The objective of this study was to investigate synergistic antibacterial activity based on a combination of UV-A light and three classes of food grade compounds: benzoic acid derivatives, cinnamic acid derivatives, and gallates. By using Escherichia coli O157:H7 as the model strain, it was observed that three cinnamic acid derivatives (ferulic acid, coumaric acid, and caffeic acid) and one benzoic acid derivative (2,5-dihydroxybenzoic acid) presented strong synergistic antibacterial activity with UV-A light radiation, where 1 mM levels of these compounds plus with 15 min of UV-A light (total light dose of 6.1 cm⁻²) led to more than 7-log CFU mL⁻¹ of bacterial inactivation. In contrast, synergistic antibacterial activity between UV-A light and most benzoic acid derivatives (benzoic acid, gallic acid, vanillic acid, and 2,5-dimethoxybenzoic acid) were only observed after higher concentrations of these compounds were applied (10 mM). Lastly, from the three gallates tested (methyl gallate, ethyl gallate, and propyl gallate), only propyl gallate showed strong antibacterial synergism with UV-A light, where 10 mM of propyl gallate plus 15 min of UV-A light led to approximately 6.5-log of bacterial reduction. Presence of antioxidant compounds mitigated the light-mediated antibacterial activity of gallic acid, 2,5-dihydroxybenzoic acid, and propyl gallate. Similarly, the light-mediated antibacterial activity of these compounds was significantly (P < 0.05) reduced against metabolic-inhibited bacterial cells (sodium azide pretreatment). On the other hand, the antibacterial synergism between ferulic acid and UV-A light was not affected by the presence of antioxidants or the metabolic state of the bacterial cells. Due to the increasing concerns of antimicrobial resistant (AMR) pathogens, the study also investigated the proposed synergistic treatment on AMR Salmonella. Combinations of 1 mM of ferulic acid or 1 mM of 2,5-dihydroxybenzoic acid with UV-A light radiation was able to inactivate more than 6-log of a multi-drug resistant Salmonella Typhimurium strain.

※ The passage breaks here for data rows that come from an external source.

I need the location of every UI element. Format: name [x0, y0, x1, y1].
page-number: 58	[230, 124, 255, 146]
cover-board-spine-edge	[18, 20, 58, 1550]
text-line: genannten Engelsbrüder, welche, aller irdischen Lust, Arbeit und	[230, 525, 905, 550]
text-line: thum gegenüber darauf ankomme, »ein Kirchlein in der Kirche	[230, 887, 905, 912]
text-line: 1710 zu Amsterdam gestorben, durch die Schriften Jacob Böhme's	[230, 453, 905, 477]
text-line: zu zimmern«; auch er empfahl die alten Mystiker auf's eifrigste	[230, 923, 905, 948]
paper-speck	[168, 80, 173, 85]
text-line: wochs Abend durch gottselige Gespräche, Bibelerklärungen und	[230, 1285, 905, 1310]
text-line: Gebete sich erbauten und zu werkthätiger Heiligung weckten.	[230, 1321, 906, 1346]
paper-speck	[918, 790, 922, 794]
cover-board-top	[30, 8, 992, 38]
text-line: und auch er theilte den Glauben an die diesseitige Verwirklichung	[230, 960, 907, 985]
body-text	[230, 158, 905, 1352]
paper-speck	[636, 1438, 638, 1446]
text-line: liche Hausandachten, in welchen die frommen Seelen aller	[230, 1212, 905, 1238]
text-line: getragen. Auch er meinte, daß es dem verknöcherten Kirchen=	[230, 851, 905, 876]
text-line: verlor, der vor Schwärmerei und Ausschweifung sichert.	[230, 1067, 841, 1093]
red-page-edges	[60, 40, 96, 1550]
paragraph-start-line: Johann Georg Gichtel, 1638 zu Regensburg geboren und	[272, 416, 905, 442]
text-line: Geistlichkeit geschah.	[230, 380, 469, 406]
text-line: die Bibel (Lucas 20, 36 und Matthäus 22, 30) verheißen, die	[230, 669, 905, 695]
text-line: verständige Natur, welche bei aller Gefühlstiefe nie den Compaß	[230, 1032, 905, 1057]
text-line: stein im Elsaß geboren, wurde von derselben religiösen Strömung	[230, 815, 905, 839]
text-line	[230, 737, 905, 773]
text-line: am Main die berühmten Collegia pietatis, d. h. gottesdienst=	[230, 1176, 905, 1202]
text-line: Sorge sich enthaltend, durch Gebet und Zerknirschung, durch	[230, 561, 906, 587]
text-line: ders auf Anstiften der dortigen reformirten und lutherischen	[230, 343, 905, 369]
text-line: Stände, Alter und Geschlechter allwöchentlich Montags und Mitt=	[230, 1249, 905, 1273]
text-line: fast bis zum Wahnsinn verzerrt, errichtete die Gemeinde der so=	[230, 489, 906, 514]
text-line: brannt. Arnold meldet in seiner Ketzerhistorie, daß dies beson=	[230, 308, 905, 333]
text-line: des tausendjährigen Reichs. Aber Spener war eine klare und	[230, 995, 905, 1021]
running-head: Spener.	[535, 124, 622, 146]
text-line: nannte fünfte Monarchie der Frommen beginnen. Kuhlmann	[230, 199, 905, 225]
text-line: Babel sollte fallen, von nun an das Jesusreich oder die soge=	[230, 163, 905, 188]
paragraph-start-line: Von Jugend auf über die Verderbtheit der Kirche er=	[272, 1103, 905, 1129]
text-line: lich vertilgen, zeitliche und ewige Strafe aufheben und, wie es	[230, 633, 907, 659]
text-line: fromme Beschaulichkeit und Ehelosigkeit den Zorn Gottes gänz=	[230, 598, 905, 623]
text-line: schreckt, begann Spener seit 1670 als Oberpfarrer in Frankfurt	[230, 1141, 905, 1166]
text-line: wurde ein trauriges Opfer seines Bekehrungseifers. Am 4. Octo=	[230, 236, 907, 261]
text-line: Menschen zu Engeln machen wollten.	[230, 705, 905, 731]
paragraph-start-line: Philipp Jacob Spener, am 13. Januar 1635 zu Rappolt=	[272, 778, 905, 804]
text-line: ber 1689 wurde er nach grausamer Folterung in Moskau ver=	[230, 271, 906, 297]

这项研究的目的是研究基于紫外线-A光和三类食品级化合物（苯甲酸衍生物，肉桂酸衍生物和没食子酸酯）的协同抗菌活性。通过使用大肠杆菌O157：H7作为模型菌株，观察到三种肉桂酸衍生物（阿魏酸，香豆酸和咖啡酸）和一种苯甲酸衍生物（2,5-二羟基苯甲酸）具有很强的协同抗菌活性。 UV-A光辐射，其中这些化合物的1 mM水平加上15分钟的UV-A光（总光剂量为6.1 cm ^-2）导致CFU mL ^-1超过7 log细菌灭活。相反，只有在使用较高浓度的这些化合物（10 mM）后，才能观察到UV-A光与大多数苯甲酸衍生物（苯甲酸，没食子酸，香草酸和2,5-二甲氧基苯甲酸）之间的协同抗菌活性。最后，在测试的三种没食子酸酯中（没食子酸甲酯，没食子酸乙酯和没食子酸丙酯），只有没食子酸丙酯对UV-A光表现出强烈的抗菌协同作用，其中10 mM没食子酸丙酯和15分钟的UV-A光导致大约6.5 -细菌减少的对数。抗氧化剂化合物的存在减轻了没食子酸，2,5-二羟基苯甲酸和没食子酸丙酯的光介导的抗菌活性。同样，这些化合物的光介导的抗菌活性也显着（P <0.05）抵抗代谢抑制的细菌细胞（叠氮化钠预处理）。另一方面，阿魏酸和UV-A光之间的抗菌协同作用不受抗氧化剂的存在或细菌细胞的代谢状态的影响。由于人们越来越关注抗菌素耐药性（AMR）病原体，因此该研究还研究了拟议的AMR沙门氏菌协同治疗方法。1 mM的阿魏酸或1 mM的2,5-二羟基苯甲酸与UV-A光辐射的组合能够灭活耐多药鼠伤寒沙门氏菌菌株的6对数以上。